La respuesta a la pregunta es , por supuesto, puedo ser madre teniendo diabetes.

Yo me hice esta pregunta desde muy pequeña. Haber debutado de bebé plantea que tú no conozcas otra manera de vivir, que todo lo que tengas o quieras hacer sea siempre con la diabetes como fiel compañera y que por lo tanto, todos tus sueños o deseos, pasen, ineludiblemente, por encajarla de manera que, aún con su presencia, sea posible alcanzarlos.

Todo lo bueno que hemos visto sobre los avances y la manera de tratar la diabetes desde que yo debuté en 1981 también ha tenido su efecto en la maternidad. Ser madre con diabetes en los años 80 era mucho más complicado de lo que es en la actualidad y es que la ciencia, y sobre todo, la tecnología han sido nuestros grandes aliados ante este reto titánico.

¿Pero qué dicen las sociedades científicas sobre esto? En el año 2015, el Grupo Español de Diabetes y Embarazo (GEDE) publica en la revista Avances en Diabetología el Documento de Consenso “Asistencia a la gestante con diabetes. Guía de práctica clínica actualizada en 2014”. Hoy nos centramos en la primera parte del documento, la preparación del embarazo y la preconcepción.

 

Asistencia a la gestante con diabetes

La diabetes mellitus (DM) durante el embarazo es un factor de riesgo para el desarrollo de complicaciones en la madre y en la descendencia: Aproximadamente un 1% de todas las mujeres embarazadas presentan DM pregestacional (DMPG).

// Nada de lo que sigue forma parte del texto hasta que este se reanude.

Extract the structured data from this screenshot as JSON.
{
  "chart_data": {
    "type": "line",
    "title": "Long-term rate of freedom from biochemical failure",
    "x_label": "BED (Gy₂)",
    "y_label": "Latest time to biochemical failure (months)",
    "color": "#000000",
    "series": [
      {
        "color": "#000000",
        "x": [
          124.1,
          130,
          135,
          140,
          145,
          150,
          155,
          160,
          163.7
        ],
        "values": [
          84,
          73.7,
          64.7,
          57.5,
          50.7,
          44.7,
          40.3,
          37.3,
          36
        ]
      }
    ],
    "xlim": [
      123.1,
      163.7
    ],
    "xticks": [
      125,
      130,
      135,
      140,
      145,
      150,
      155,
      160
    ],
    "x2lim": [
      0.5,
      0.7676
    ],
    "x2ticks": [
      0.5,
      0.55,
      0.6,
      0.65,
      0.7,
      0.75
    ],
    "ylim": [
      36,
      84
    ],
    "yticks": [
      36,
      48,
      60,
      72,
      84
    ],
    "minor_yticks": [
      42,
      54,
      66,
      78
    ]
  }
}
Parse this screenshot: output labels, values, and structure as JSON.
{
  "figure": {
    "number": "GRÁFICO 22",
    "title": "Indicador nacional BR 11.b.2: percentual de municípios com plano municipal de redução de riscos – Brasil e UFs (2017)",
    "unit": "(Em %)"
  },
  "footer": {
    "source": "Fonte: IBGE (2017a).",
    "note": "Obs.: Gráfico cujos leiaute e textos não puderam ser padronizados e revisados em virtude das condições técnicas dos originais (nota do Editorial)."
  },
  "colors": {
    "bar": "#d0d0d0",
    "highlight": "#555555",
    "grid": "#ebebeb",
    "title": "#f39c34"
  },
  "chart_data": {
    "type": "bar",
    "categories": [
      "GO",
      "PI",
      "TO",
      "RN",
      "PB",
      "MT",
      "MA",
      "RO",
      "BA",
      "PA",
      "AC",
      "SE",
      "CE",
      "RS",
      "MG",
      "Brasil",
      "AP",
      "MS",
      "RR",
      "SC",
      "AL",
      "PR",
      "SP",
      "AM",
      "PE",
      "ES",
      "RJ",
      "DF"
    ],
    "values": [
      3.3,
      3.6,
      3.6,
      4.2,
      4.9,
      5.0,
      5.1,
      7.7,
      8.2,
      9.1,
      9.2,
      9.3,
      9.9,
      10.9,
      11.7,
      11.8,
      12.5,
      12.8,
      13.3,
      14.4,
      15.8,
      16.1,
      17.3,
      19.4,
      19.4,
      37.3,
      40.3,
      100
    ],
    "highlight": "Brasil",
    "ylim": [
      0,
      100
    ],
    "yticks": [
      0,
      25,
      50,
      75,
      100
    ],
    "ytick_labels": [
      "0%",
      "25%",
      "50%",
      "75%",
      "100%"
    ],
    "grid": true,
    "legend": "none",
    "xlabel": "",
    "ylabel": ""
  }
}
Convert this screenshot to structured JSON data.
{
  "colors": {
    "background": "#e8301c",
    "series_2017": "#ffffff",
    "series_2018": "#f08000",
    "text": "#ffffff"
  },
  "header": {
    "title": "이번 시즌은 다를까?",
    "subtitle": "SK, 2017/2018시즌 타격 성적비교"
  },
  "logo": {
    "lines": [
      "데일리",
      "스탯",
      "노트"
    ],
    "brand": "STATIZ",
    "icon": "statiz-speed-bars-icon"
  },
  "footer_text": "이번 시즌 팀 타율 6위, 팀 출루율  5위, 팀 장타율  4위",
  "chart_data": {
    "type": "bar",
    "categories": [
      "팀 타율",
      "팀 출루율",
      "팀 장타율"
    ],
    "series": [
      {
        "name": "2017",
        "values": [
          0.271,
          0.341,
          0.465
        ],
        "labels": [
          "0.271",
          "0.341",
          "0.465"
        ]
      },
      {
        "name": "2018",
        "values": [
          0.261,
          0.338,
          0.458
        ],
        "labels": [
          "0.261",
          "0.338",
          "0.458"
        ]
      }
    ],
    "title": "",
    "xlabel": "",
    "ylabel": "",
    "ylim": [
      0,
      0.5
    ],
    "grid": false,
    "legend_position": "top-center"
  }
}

Repercusión de la diabetes pregestacional sobre la gestación, feto y neonato

  • Infecciones urinarias, candidiasis vaginal, polihidramnios, estados hipertensivos del embarazo y prematuridad.
  • Malformaciones y/o abortos (periodo de organogénesis) y crecimiento intrauterino restringido (CIR) en situaciones de vasculopatía materna.
  • Como consecuencia del hiperinsulinismo fetal secundario a hiperglucemia materna:
    • Macrosomía (distocias, traumatismo obstétrico y aumento de la tasa de cesáreas).
    • Riesgo de pérdida de bienestar fetal ante o intraparto.
    • Miocardiopatía hipertrófica.
    • Inmadurez fetal que puede manifestarse como síndrome de distrés respiratorio o alteraciones metabólicas.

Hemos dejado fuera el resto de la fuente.